Hate PowerPoint? Here's why you should


I've mentioned Edward Tufte, the statistician and political scientist before. Now I've read Tufte's 2003 essay "The Cognitive Style of PowerPoint: Pitching Out Corrupts Within" which makes a compelling case for ditching PowerPoint in favor of written reports or conversations.
In practice, PP slides are very low resolution compared to paper, most computer screens, and the immense visual capacities of the human eye-brain system. With little information per slide, many slides are needed. Audiences endure a relentless sequentiality . . . Information stacked in time makes it difficult to understand context and evaluate relationships . . . The statistical graphics produced by Power Point are astonishingly thin, nearly content-free.
I could go on, because it's all so well written. One of Tufte's key points is that PowerPoint is designed for the presenter, not for the audience and especially not for the content. He argues that using PowerPoint for presentations means using an underlying metaphor of the software corporation, ie, "a big bureacracy engaged in computer programming (deep hierarchical structures relentlessly sequential, nested, one-short-line-at-a-time)" (the italics are his). A better metaphor, Tufte says, is teaching. Thus the increasing use of PowerPoint in schools is cause for grave concern.
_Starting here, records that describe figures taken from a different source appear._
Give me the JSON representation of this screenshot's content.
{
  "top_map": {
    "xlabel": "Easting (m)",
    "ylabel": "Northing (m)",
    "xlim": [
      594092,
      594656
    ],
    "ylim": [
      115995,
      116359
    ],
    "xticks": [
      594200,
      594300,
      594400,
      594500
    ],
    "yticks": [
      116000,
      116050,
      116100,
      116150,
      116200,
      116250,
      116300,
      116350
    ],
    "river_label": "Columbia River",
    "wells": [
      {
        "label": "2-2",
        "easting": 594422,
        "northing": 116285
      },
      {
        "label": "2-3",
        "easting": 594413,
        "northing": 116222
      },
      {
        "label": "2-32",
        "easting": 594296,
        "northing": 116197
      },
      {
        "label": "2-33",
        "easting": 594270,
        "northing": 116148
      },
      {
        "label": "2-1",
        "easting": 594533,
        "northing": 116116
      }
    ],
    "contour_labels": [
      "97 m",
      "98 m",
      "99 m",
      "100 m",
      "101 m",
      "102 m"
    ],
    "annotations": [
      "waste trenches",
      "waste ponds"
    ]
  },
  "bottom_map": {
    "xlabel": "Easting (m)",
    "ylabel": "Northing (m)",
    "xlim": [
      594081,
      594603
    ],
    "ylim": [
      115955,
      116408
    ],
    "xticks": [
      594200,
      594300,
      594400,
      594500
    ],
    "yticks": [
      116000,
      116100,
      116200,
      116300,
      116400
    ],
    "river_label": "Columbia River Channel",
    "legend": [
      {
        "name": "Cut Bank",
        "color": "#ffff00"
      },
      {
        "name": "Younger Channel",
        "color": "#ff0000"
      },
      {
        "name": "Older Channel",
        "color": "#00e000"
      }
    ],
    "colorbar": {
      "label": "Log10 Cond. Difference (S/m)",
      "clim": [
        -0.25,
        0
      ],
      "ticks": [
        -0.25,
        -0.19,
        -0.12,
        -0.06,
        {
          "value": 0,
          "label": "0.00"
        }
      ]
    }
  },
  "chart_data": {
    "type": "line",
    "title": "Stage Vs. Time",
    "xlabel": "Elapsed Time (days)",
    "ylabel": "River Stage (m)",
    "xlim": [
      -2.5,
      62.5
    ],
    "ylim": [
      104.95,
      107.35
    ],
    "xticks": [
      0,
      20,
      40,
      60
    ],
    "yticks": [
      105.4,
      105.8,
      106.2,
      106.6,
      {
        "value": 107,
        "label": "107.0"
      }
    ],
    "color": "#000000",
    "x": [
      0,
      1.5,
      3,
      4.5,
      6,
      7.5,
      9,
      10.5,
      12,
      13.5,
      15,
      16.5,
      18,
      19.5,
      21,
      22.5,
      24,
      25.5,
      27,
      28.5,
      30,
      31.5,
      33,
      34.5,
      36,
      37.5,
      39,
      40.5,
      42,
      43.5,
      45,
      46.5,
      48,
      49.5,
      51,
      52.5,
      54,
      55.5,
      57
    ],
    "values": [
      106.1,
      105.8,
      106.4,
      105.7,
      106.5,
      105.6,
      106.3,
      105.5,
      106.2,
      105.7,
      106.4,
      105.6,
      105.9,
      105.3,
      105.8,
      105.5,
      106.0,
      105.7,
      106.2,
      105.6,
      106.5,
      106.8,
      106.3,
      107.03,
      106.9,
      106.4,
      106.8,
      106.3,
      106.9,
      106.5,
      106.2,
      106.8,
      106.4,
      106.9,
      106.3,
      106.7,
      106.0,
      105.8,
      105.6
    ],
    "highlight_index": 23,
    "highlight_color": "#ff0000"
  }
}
Tufte's examples are many: the most telling is his review of the slides from a presentation by engineers about the space shuttle Columbia's prospects for safe re-entry after foam blocks struck the shuttle during liftoff. He also reproduces Peter Norvig's translation of the Gettysburg Address in PowerPoint (only six slides and worth a look if you haven't already seen it.)

So how do you improve presentations? Tufte says two things: (1) use MS Word, not PowerPoint as your presentation software. (2) Develop a short briefing paper including text, graphics, and sparklines as a handout. The pamphlet is available from Tufte's website here; you can also read a further discussion here.

(That's Austin Kleon's mind map of Tufte's book "Beautiful Evidence" above, via Kleon's cool blog.)